Dentistas e funcionários do Conselho Regional de Odontologia do Distrito Federal (CRO-DF) acusam o órgão de omissão por não abrir processo ético contra o cirurgião-dentista Gustavo Chiovatto Najjar, condenado a seis anos de prisão pelo estupro de uma paciente. Mesmo com a repercussão do caso, o profissional continua registrado e atuando normalmente.
Conforme a Resolução CFO-59/2004, o processo ético pode ser iniciado pelo presidente do Conselho Regional de Odontologia por iniciativa própria, denúncia ou representação formal. Antes disso, a Comissão de Ética deve avaliar se há indícios de infração ao Código de Ética Odontológica.
Fontes internas do CRO-DF relataram que, apesar de haver sete denúncias de importunação sexual contra Gustavo Najjar e sua condenação por abuso sexual, não foi aberta nenhuma investigação ética. Tampouco foram aplicadas medidas como suspensão do registro profissional ou restrições ao exercício da odontologia.

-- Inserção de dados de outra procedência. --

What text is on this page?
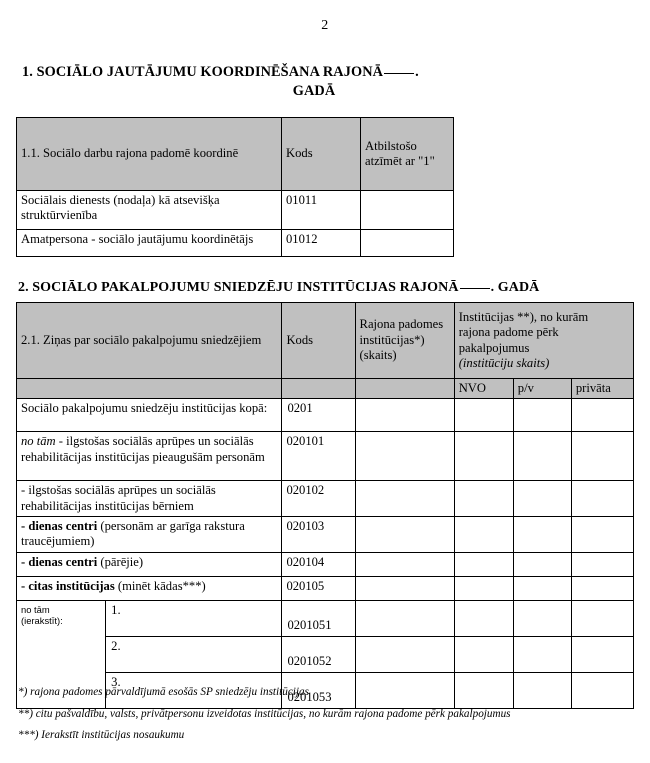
2
1. SOCIĀLO JAUTĀJUMU KOORDINĒŠANA RAJONĀ .
GADĀ
1.1. Sociālo darbu rajona padomē koordinē	Kods	Atbilstošo atzīmēt ar "1"
Sociālais dienests (nodaļa) kā atsevišķa struktūrvienība	01011	
Amatpersona - sociālo jautājumu koordinētājs	01012	
2. SOCIĀLO PAKALPOJUMU SNIEDZĒJU INSTITŪCIJAS RAJONĀ . GADĀ
2.1. Ziņas par sociālo pakalpojumu sniedzējiem		Kods	Rajona padomes institūcijas*) (skaits)	Institūcijas **), no kurām
rajona padome pērk
pakalpojumus
(institūciju skaits)		
				NVO	p/v	privāta
Sociālo pakalpojumu sniedzēju institūcijas kopā:		0201				
no tām - ilgstošas sociālās aprūpes un sociālās rehabilitācijas institūcijas pieaugušām personām		020101				
- ilgstošas sociālās aprūpes un sociālās rehabilitācijas institūcijas bērniem		020102				
- dienas centri (personām ar garīga rakstura traucējumiem)		020103				
- dienas centri (pārējie)		020104				
- citas institūcijas (minēt kādas***)		020105				
no tām
(ierakstīt):	1.	0201051				
	2.	0201052				
	3.	0201053				

*) rajona padomes pārvaldījumā esošās SP sniedzēju institūcijas

**) citu pašvaldību, valsts, privātpersonu izveidotas institūcijas, no kurām rajona padome pērk pakalpojumus

***) Ierakstīt institūcijas nosaukumu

Servidores, que pediram anonimato, afirmam que a proteção ao dentista está associada à influência de seu pai, Samir Najjar, ex-presidente do conselho.
“A interferência política do pai prejudicou a imparcialidade do órgão. Samir Najjar já presidiu o CRO-DF por três mandatos e atua no Conselho Federal de Odontologia. Houve, inclusive, ordem expressa para não abrir processos contra o filho”, informam as fontes.
Em outubro do ano passado, a 3ª Vara Criminal de Brasília condenou Gustavo Najjar a cumprir pena em regime semiaberto. A defesa recorreu, mas o recurso ainda não foi analisado e o processo corre sob sigilo.
Vítimas não denunciaram diretamente ao conselho, e o Ministério Público não notificou a autarquia, que também não tomou iniciativa própria, apesar de poder fazê-lo.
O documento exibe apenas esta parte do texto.